Exprimer ses dernières volontés : le rôle du testament

4 min de lecturePrévoyance et deuil
Exprimer ses dernières volontés : le rôle du testament

Un testament peut contenir des dispositions relatives à la succession, mais aussi des souhaits concernant le déroulement des obsèques. Ces deux types de volontés ne suivent pas tout à fait les mêmes règles, et il est utile de bien distinguer ce que chacun permet de fixer.

Ce que dit la loi sur la liberté des funérailles

La loi du 15 novembre 1887 sur la liberté des funérailles reconnaît à toute personne majeure, ou mineure émancipée, le droit de régler elle-même les conditions de ses funérailles : caractère civil ou religieux de la cérémonie, mode de sépulture, ou toute autre indication qu'elle souhaite transmettre. Cette volonté peut être exprimée dans un testament, mais aussi dans une simple déclaration écrite, datée et signée, remise à un proche ou conservée dans ses papiers personnels. La loi permet également de désigner une ou plusieurs personnes chargées de veiller à l'exécution de ces volontés.

Cette liberté est ancienne : la loi de 1887 reste en vigueur aujourd'hui et continue de fonder le droit de chacun à décider, de son vivant, des conditions de ses propres obsèques. Elle s'applique indépendamment des règles successorales classiques, qui concernent la transmission du patrimoine plutôt que le déroulement de la cérémonie elle-même. Un notaire n'est pas nécessaire pour exprimer ce type de volonté, même si un testament authentique établi devant notaire peut également les contenir.

La différence entre volontés funéraires et dispositions successorales

Un testament classique organise avant tout la répartition des biens après un décès. Les volontés relatives aux funérailles, elles, répondent à une logique différente : elles ne portent pas sur un partage de patrimoine, mais sur le déroulement d'un événement qui a lieu dans les jours suivant le décès, bien avant que la succession ne soit réglée. C'est pourquoi la loi de 1887 les traite comme une catégorie à part, qui peut figurer dans un testament sans en dépendre.

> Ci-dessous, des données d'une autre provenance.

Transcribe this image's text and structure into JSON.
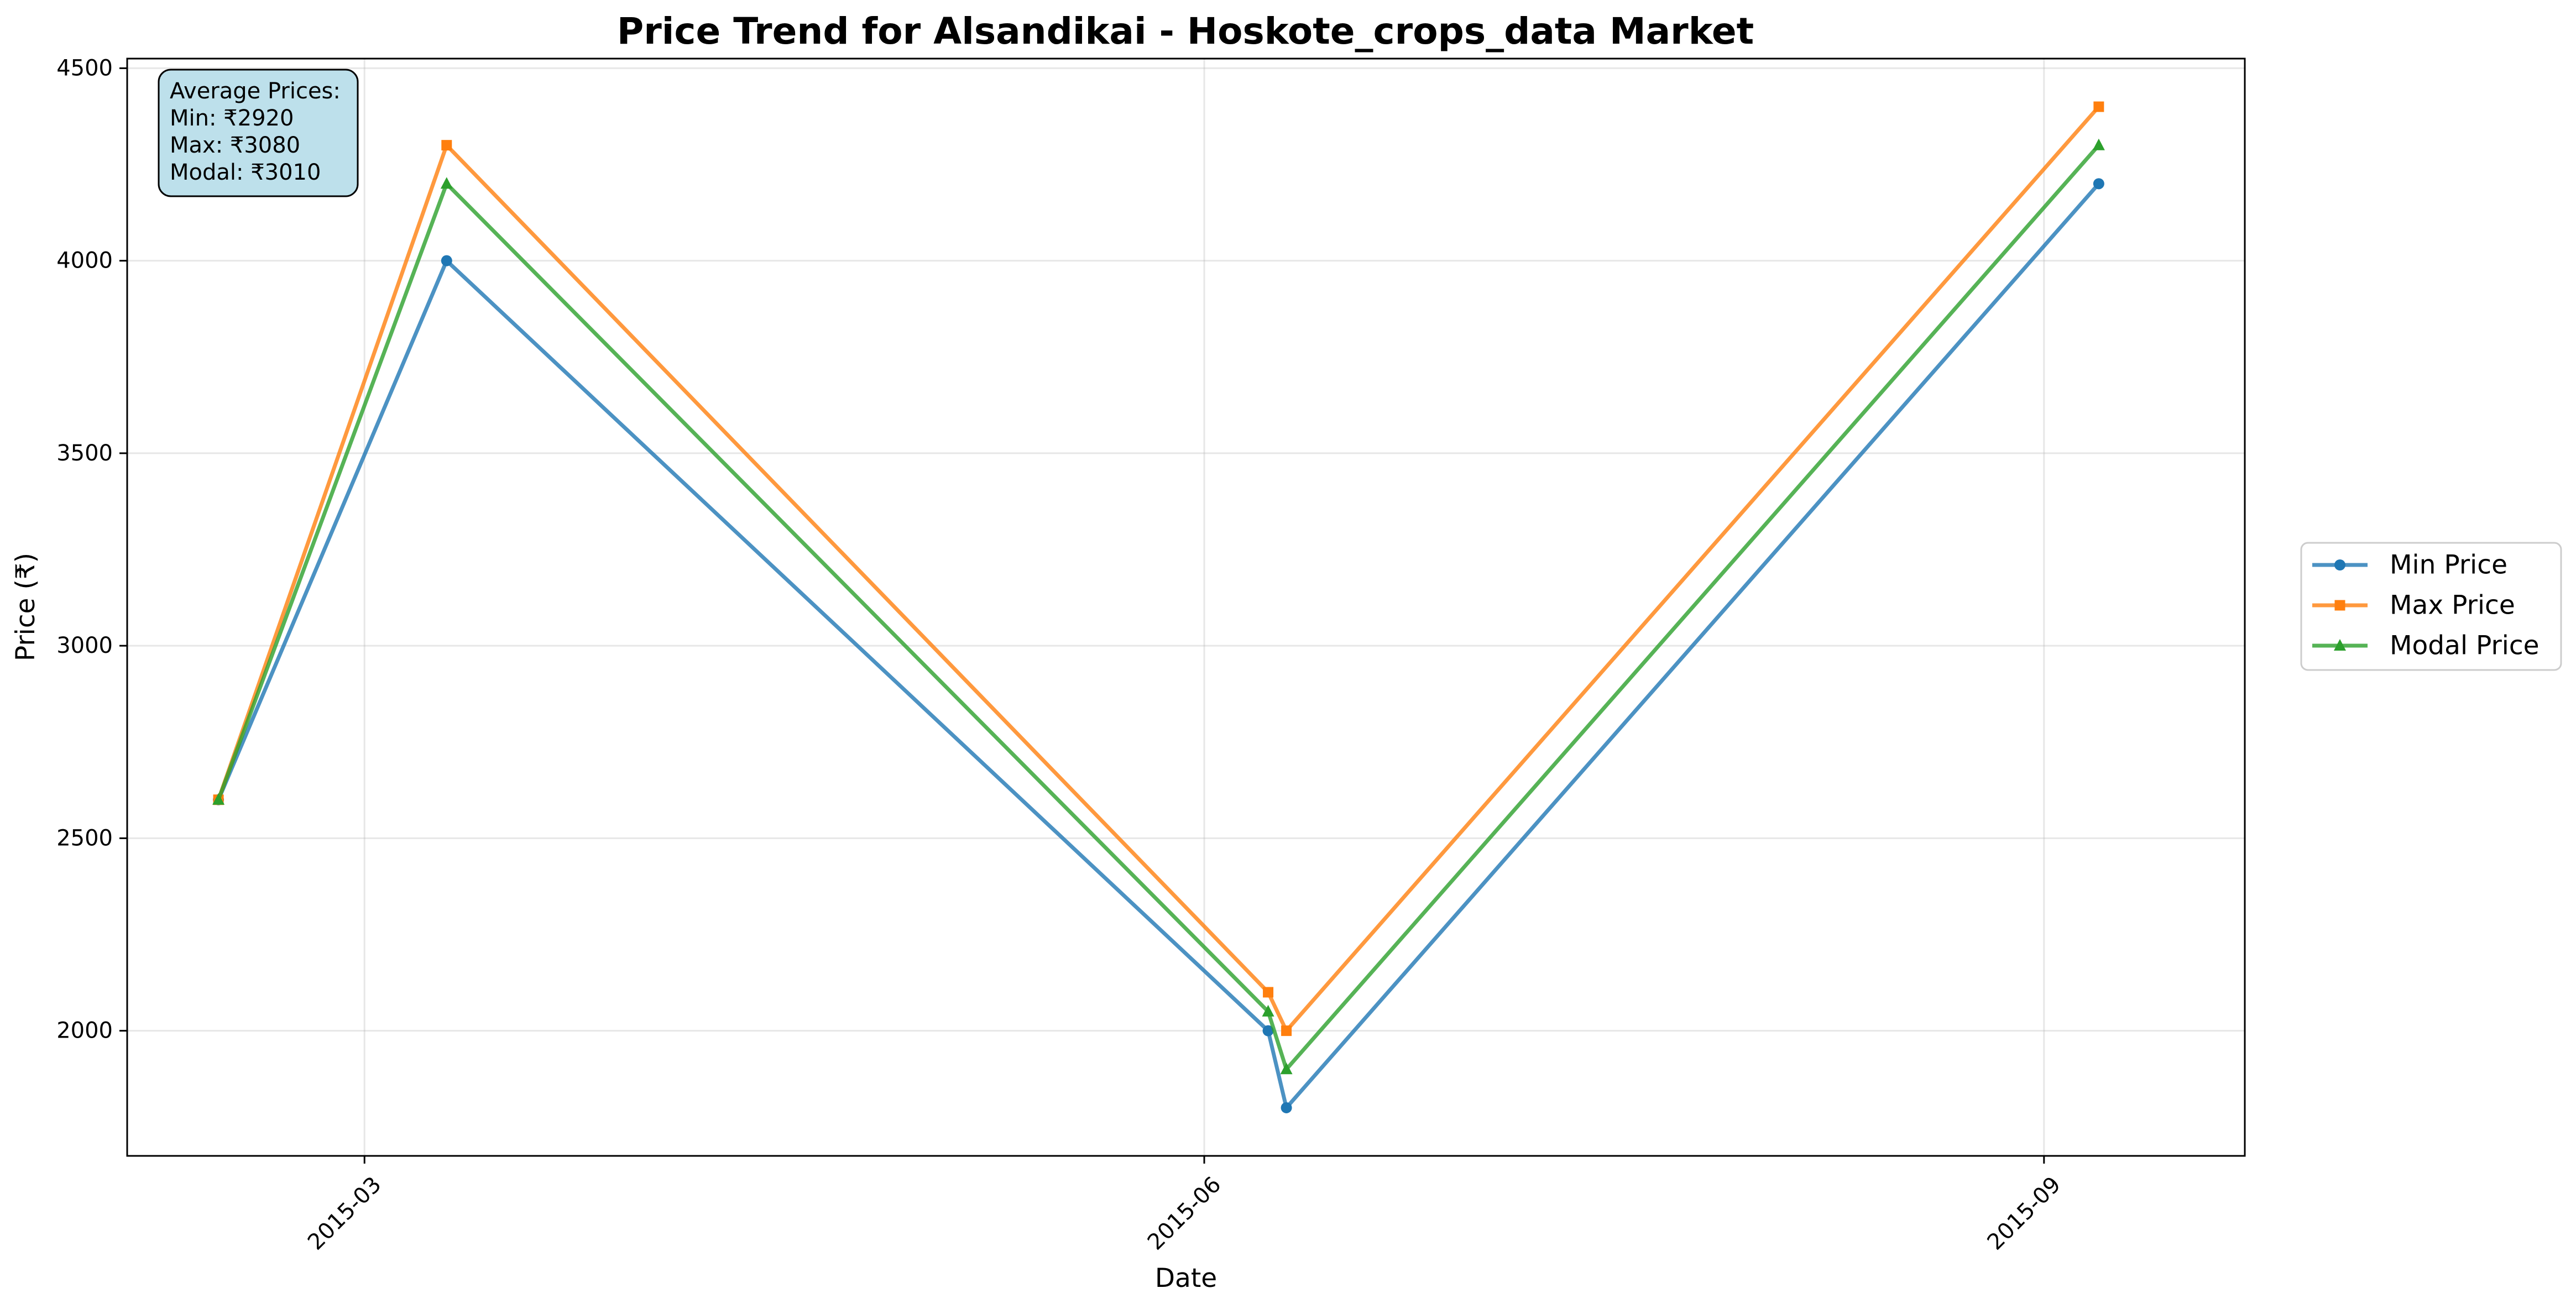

Un coffret en bois clair fermé, sans inscription, posé sur une étagère près d'une fenêtre

Pourquoi une déclaration séparée est souvent préférable

Le testament, dans sa fonction première, porte surtout sur la transmission du patrimoine. Or il n'est parfois ouvert et lu par le notaire qu'après la cérémonie, ce qui rend ses éventuelles indications sur les obsèques inutiles si personne d'autre n'en avait connaissance. Pour cette raison, il est souvent conseillé de consigner ses souhaits relatifs aux funérailles dans un document séparé et facilement accessible, ou d'en informer directement un proche de confiance, en plus ou à la place d'une mention dans le testament.

Ce qu'un testament ne couvre pas

Un testament ne peut pas engager financièrement les héritiers au-delà de ce que la succession permet, ni imposer un choix qui contreviendrait à la réglementation funéraire en vigueur. Les souhaits exprimés portent en général sur le caractère civil ou religieux de la cérémonie, le choix entre inhumation et crémation, ou des indications plus personnelles. Pour la suite pratique, l'organisation complète des obsèques reste assurée par la famille en lien avec un professionnel funéraire habilité, qui tient compte de ces volontés dans la mesure du possible.

Un testament ne fixe pas non plus le budget qui sera consacré aux obsèques : cette question relève d'une discussion distincte, avec la famille ou éventuellement dans le cadre d'un contrat obsèques souscrit par avance. Le testament reste centré sur l'expression de souhaits et de volontés, plutôt que sur des engagements chiffrés.

Que faire si aucune volonté n'a été exprimée

Il arrive fréquemment qu'aucune volonté précise n'ait été exprimée par le défunt, ni dans un testament ni ailleurs. Dans ce cas, ce sont les proches qui décident du déroulement des obsèques, en tenant compte de ce qu'ils savaient des préférences de la personne disparue, de ses convictions ou de ses habitudes. Cette situation, très courante, ne pose pas de difficulté particulière : le professionnel funéraire habilité accompagne alors la famille dans chacun des choix à faire, sans qu'un document écrit ne soit nécessaire pour avancer.

Conserver et faire connaître ces volontés

Une fois rédigée, une déclaration de volontés funéraires n'a d'utilité que si elle est connue et retrouvée à temps. Il reste préférable de la conserver dans un endroit facilement accessible, plutôt qu'enfermée avec des documents notariés qui ne seront consultés que plus tard, et d'en informer au moins un proche de confiance de son existence et de son emplacement.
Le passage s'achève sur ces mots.